Modern Farmer: Could you tell us a little about your farm?
Eliza Winters: We are a small diversified farm in upstate New York. We have a vegetable CSA and raise pastured-meat products like grass-fed beef and pastured pork. We are doing turkeys this year for the first time. Also, we just got sheep and goats. Everything is fed, that isn’t pastured, on local non-GMO feed. We are about an hour east of Albany on the Williamstown, Massachusetts, border. The farm is a 140 acres, but we are only using about tenth of that.
MF: Who runs the farm with you?
EW: Well, I started the farm with my husband Nathan on property that is owned by my parents. They raise the grass-fed beef. They had a small garden and did small-scale homesteading. My husband and I came here last year and started the vegetable CSA and raising pork and chickens on a larger scale. He was in an accident in April and passed away from his injuries. Now it is me running the farm and my parents have been helping me out along with interns, WOOFers and lots of volunteers. I am also seven months pregnant and there isn’t a whole lot I can do as far as physical labor.
MF: When did you decide to join Instagram as a farm?
EW: Well, Nathan was on Instagram. He was pretty big into marketing online. He had a blog, used Twitter, and had a Facebook account. Instagram was a natural thing for him to join. Hill Hollow Farm followed suit in the same direction. It is a way to get information out there about the farm, as well as networking with other farmers while at the same time discovering other markets for our products.
MF: Do you view it more as a marketing tool or as a way to connect with other farmers?
EW: We use it as a marketing tool as far as showing people our products, but we link that to Twitter and Facebook. It is also a great way to post pictures of what we are doing and there really is a huge community of farmers on Instagram. And since the death of Nathan it has been really great for me to feel supported by the farm people from across the country that I have never met but that have found us through Instagram. I have felt supported by a community that I haven’t even met in person. As a marketing tool it is great to show what we are growing. It is also linked to our newsletter, which I am editing right now.
MF: Could you talk a little more about the support you have received.
‘Sometimes it just a matter of people telling me they are thinking of me or they appreciate the posts because they understand how hard it is to be doing what I am doing right now.’
EW: It can range from just being able to ask people questions about problems I am having. My tomatoes have a blight this year. How have other people been able to control those in the past? Just being able to put questions out there and have people answer. Also, my family did a big fundraiser for me to help raise money for an apartment on the farm for me. Not necessarily through Instagram, but definitely through Twitter and Facebook, people who are friends of the farm and other people who follow us have posted links of the fundraiser. Sometimes just condolences: I am pregnant and grieving and trying to run the farm. It is a lot. Sometimes, it just a matter of people telling me they are thinking of me or they appreciate the posts because they understand how hard it is to be doing what I am doing right now.
MF: Is there anything in particular you are looking forward to sharing this week?

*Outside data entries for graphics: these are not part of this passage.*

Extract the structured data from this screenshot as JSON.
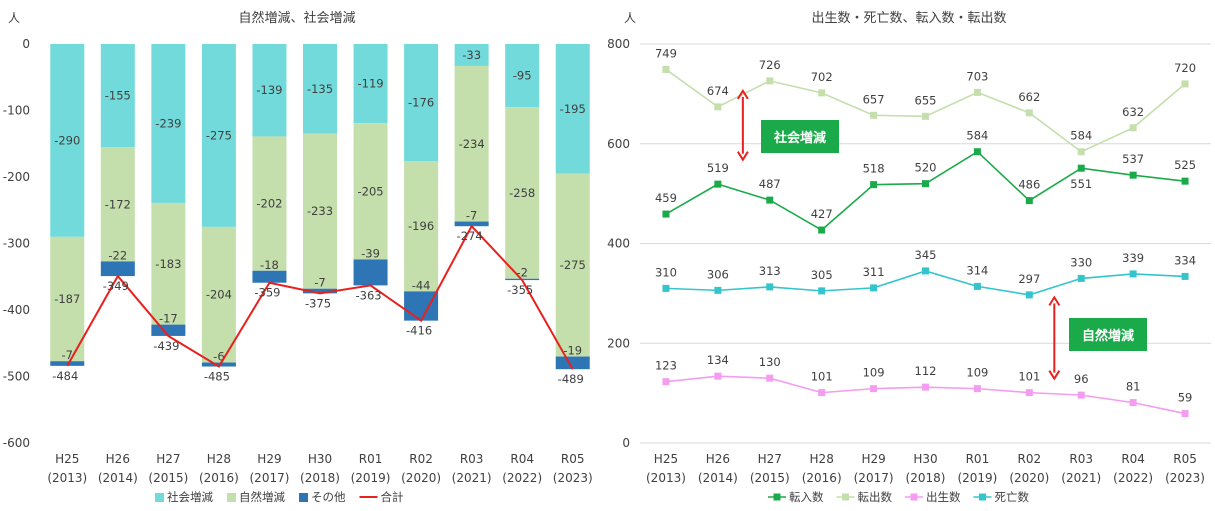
{
  "chart_data": [
    {
      "type": "bar",
      "stacked": true,
      "title": "自然増減、社会増減",
      "unit_label": "人",
      "ylim": [
        -600,
        0
      ],
      "yticks": [
        0,
        -100,
        -200,
        -300,
        -400,
        -500,
        -600
      ],
      "grid": false,
      "legend_position": "bottom",
      "categories": [
        "H25",
        "H26",
        "H27",
        "H28",
        "H29",
        "H30",
        "R01",
        "R02",
        "R03",
        "R04",
        "R05"
      ],
      "category_years": [
        "(2013)",
        "(2014)",
        "(2015)",
        "(2016)",
        "(2017)",
        "(2018)",
        "(2019)",
        "(2020)",
        "(2021)",
        "(2022)",
        "(2023)"
      ],
      "series": [
        {
          "name": "社会増減",
          "color": "#72DADA",
          "values": [
            -290,
            -155,
            -239,
            -275,
            -139,
            -135,
            -119,
            -176,
            -33,
            -95,
            -195
          ]
        },
        {
          "name": "自然増減",
          "color": "#C4DEAC",
          "values": [
            -187,
            -172,
            -183,
            -204,
            -202,
            -233,
            -205,
            -196,
            -234,
            -258,
            -275
          ]
        },
        {
          "name": "その他",
          "color": "#2E75B6",
          "values": [
            -7,
            -22,
            -17,
            -6,
            -18,
            -7,
            -39,
            -44,
            -7,
            -2,
            -19
          ]
        }
      ],
      "total": {
        "name": "合計",
        "color": "#E8201E",
        "values": [
          -484,
          -349,
          -439,
          -485,
          -359,
          -375,
          -363,
          -416,
          -274,
          -355,
          -489
        ]
      }
    },
    {
      "type": "line",
      "title": "出生数・死亡数、転入数・転出数",
      "unit_label": "人",
      "ylim": [
        0,
        800
      ],
      "yticks": [
        0,
        200,
        400,
        600,
        800
      ],
      "grid": true,
      "legend_position": "bottom",
      "categories": [
        "H25",
        "H26",
        "H27",
        "H28",
        "H29",
        "H30",
        "R01",
        "R02",
        "R03",
        "R04",
        "R05"
      ],
      "category_years": [
        "(2013)",
        "(2014)",
        "(2015)",
        "(2016)",
        "(2017)",
        "(2018)",
        "(2019)",
        "(2020)",
        "(2021)",
        "(2022)",
        "(2023)"
      ],
      "series": [
        {
          "name": "転入数",
          "color": "#1BAA4A",
          "values": [
            459,
            519,
            487,
            427,
            518,
            520,
            584,
            486,
            551,
            537,
            525
          ]
        },
        {
          "name": "転出数",
          "color": "#C4DEAC",
          "values": [
            749,
            674,
            726,
            702,
            657,
            655,
            703,
            662,
            584,
            632,
            720
          ]
        },
        {
          "name": "出生数",
          "color": "#F39CF0",
          "values": [
            123,
            134,
            130,
            101,
            109,
            112,
            109,
            101,
            96,
            81,
            59
          ]
        },
        {
          "name": "死亡数",
          "color": "#33C5CB",
          "values": [
            310,
            306,
            313,
            305,
            311,
            345,
            314,
            297,
            330,
            339,
            334
          ]
        }
      ],
      "annotations": [
        {
          "text": "社会増減",
          "color": "#1BAA4A"
        },
        {
          "text": "自然増減",
          "color": "#1BAA4A"
        }
      ]
    }
  ]
}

EW: I don’t know if there is anything in particular this week. Sometimes things happen and I don’t even know they are going to happen. That is kind of how farming is: Everyday can be a surprise. I am hoping to make it to the county fair and I got a new sheep and a goat which I haven’t posted anything of yet. I try to wait a few days to see how the animals adapt before I post anything on social media about them. I think we are going to start harvesting corn this week and we are planning on going to a soil workshop on Thursday. That should be informational. I am trying to do a lot of research on cover crops and soil management. There is usually a lot going on.